Für nach dem 31.12.2017 bei der Familienkasse eingehende Anträge auf Kindergeld wird gemäß § 66 Absatz 3 des Einkommensteuergesetzes (EStG) das Kindergeld rückwirkend nur für die letzten sechs Monate vor Beginn des Monats gezahlt, in dem der Antrag auf Kindergeld eingegangen ist. Diese einschränkende Regelung hat zu erheblichen Protesten geführt, vor allem weil das Finanzamt im Rahmen der Günstigerprüfung zwischen der steuerlichen Auswirkung auf die Freibeträge für Kinder und dem Kindergeld den ja für das ganze Jahr bestehenden (nur nicht ausgezahlten) Anspruch berücksichtigt und somit es über das Finanzamt i.d.R. auch nicht zu einer finanziellen Entlastung kommt.

Beim Bundesfinanzhof sind inzwischen Revisionsverfahren zur Kindergeldauszahlungsproblematik anhängig (Aktenzeichen u.a.
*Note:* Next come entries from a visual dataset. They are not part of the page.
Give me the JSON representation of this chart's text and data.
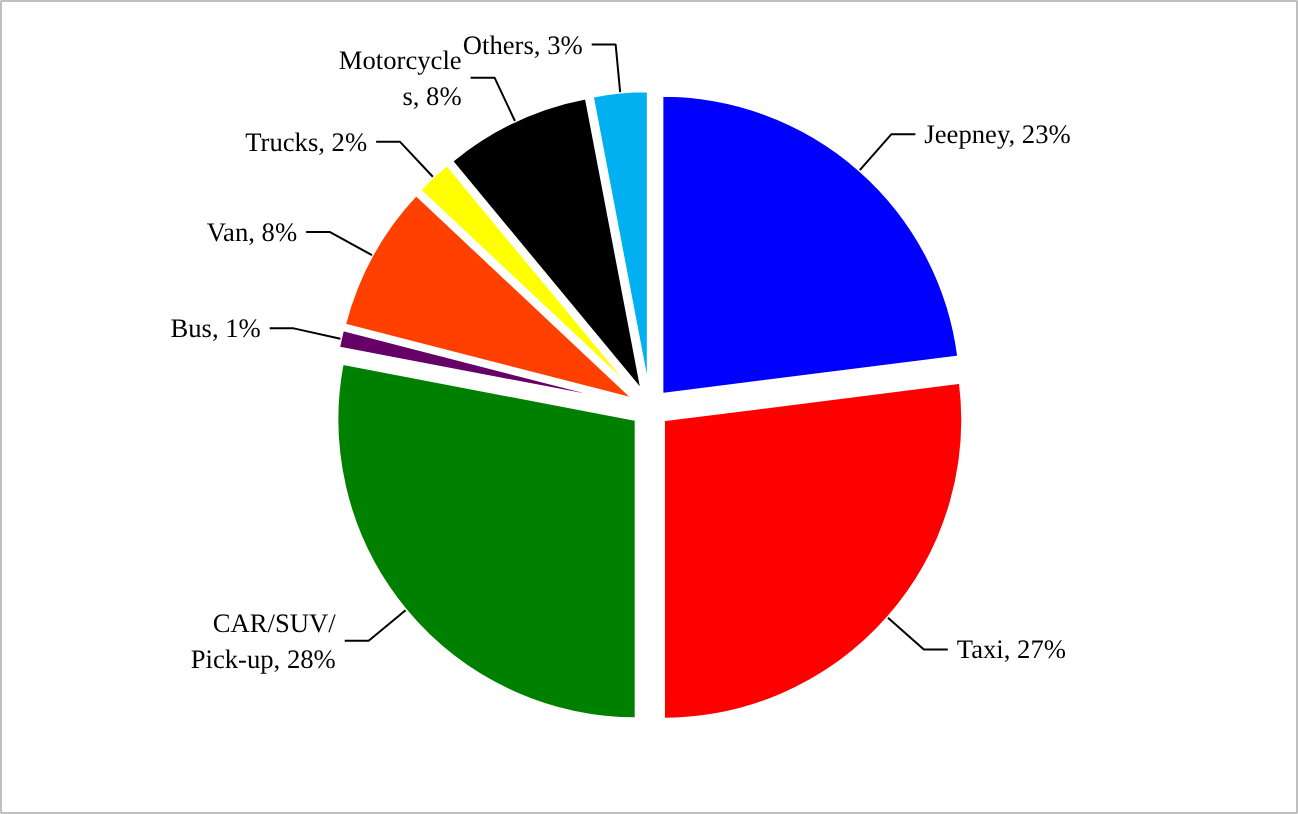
{
  "chart_data": {
    "type": "pie",
    "categories": [
      "Jeepney",
      "Taxi",
      "CAR/SUV/ Pick-up",
      "Bus",
      "Van",
      "Trucks",
      "Motorcycles",
      "Others"
    ],
    "values": [
      23,
      27,
      28,
      1,
      8,
      2,
      8,
      3
    ],
    "colors": [
      "#0000ff",
      "#ff0000",
      "#008000",
      "#660066",
      "#ff4000",
      "#ffff00",
      "#000000",
      "#00b0f0"
    ],
    "value_labels": [
      "23%",
      "27%",
      "28%",
      "1%",
      "8%",
      "2%",
      "8%",
      "3%"
    ]
  }
}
III R 66/18, III R 70/18 und III R 33/19).

Der Gesetzgeber hat jetzt mit dem Gesetz gegen illegale Beschäftigung und Sozialleistungsmissbrauch die einschränkende Auszahlungsregelung von § 66 Absatz 3 EStG in den § 70 Absatz 1 EStG verlagert. Dies gilt für Anträge, die nach dem 18.7.2019 bei den Familienkassen eingegangen sind. Faktisch ändert dies aber offensichtlich nichts daran, dass die Familienkasse Kindergeld rückwirkend nur für die letzten sechs Monate zahlt.
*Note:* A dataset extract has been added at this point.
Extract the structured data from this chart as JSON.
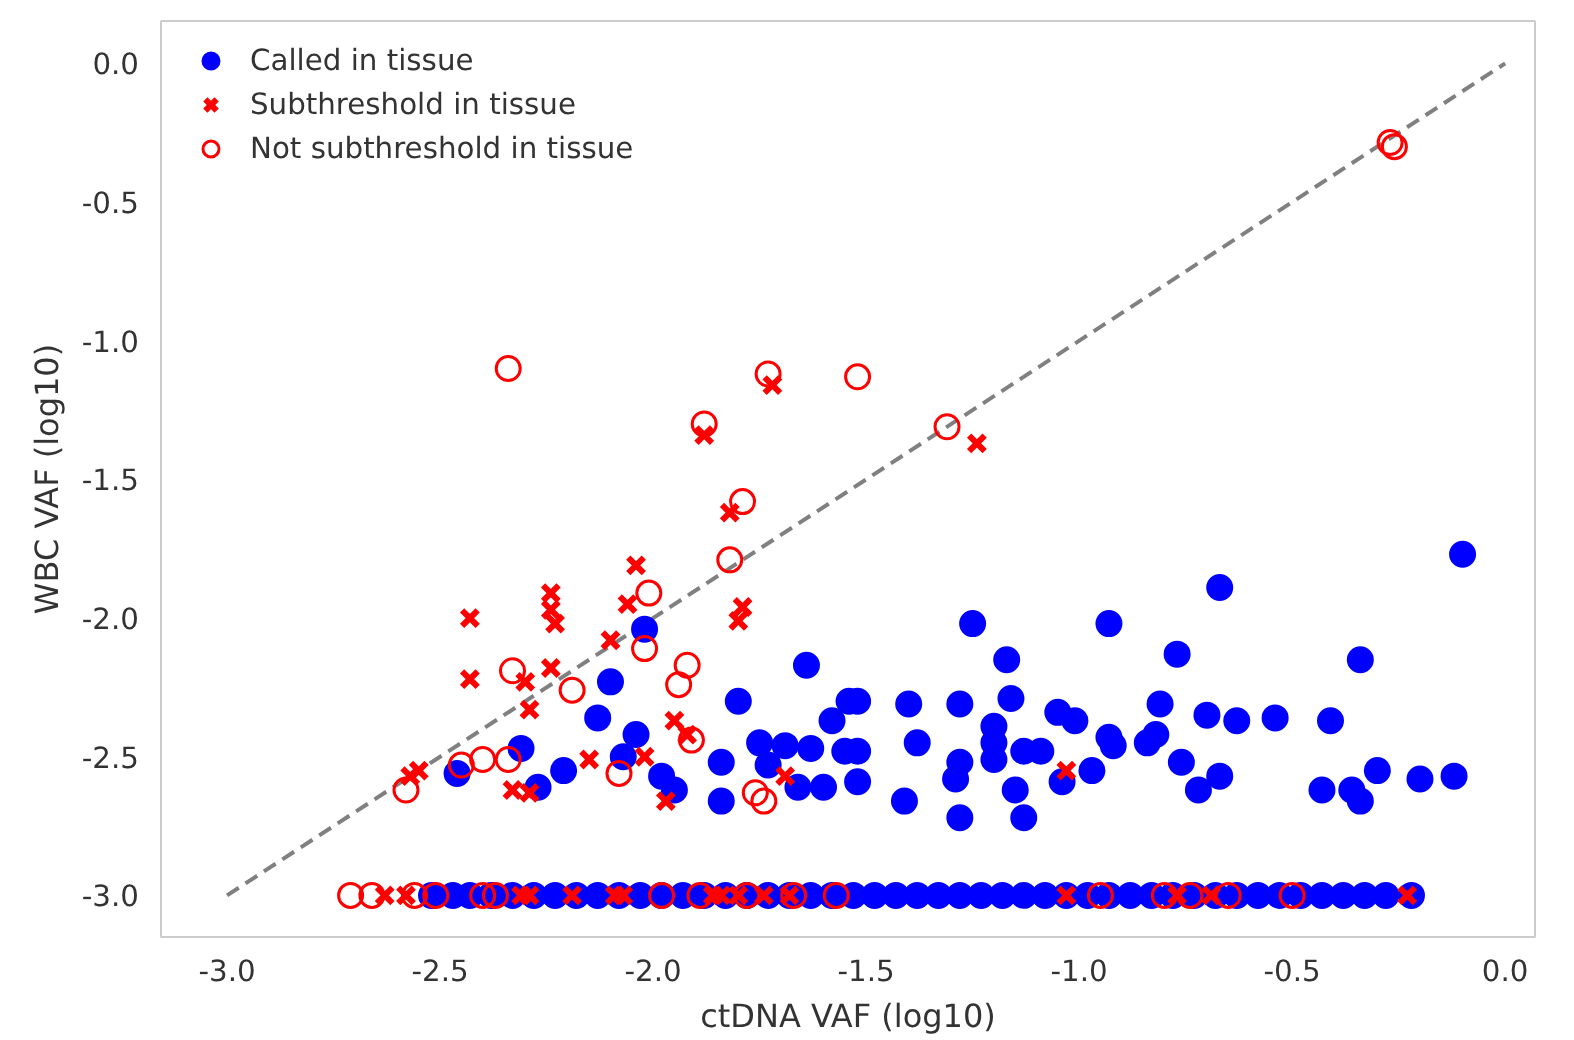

Leichte Entspannung ist dagegen bei der Günstigerprüfung durch die Finanzämter im Rahmen des Familienleistungsausgleichs zu verzeichnen. Der einschlägige § 31 EStG wurde insoweit geändert, dass bei der Prüfung der Steuerfreistellung des Existenzminimums eines Kindes die Monate, für die wegen der o.g. Ausschlussfrist kein Kindergeld gezahlt wird, auch kein Kindergeld verrechnet wird. Nachteilig ist, dass diese Regelung nur für Kindergeldanträge gelten soll, die nach dem 18.7.2019 gestellt werden.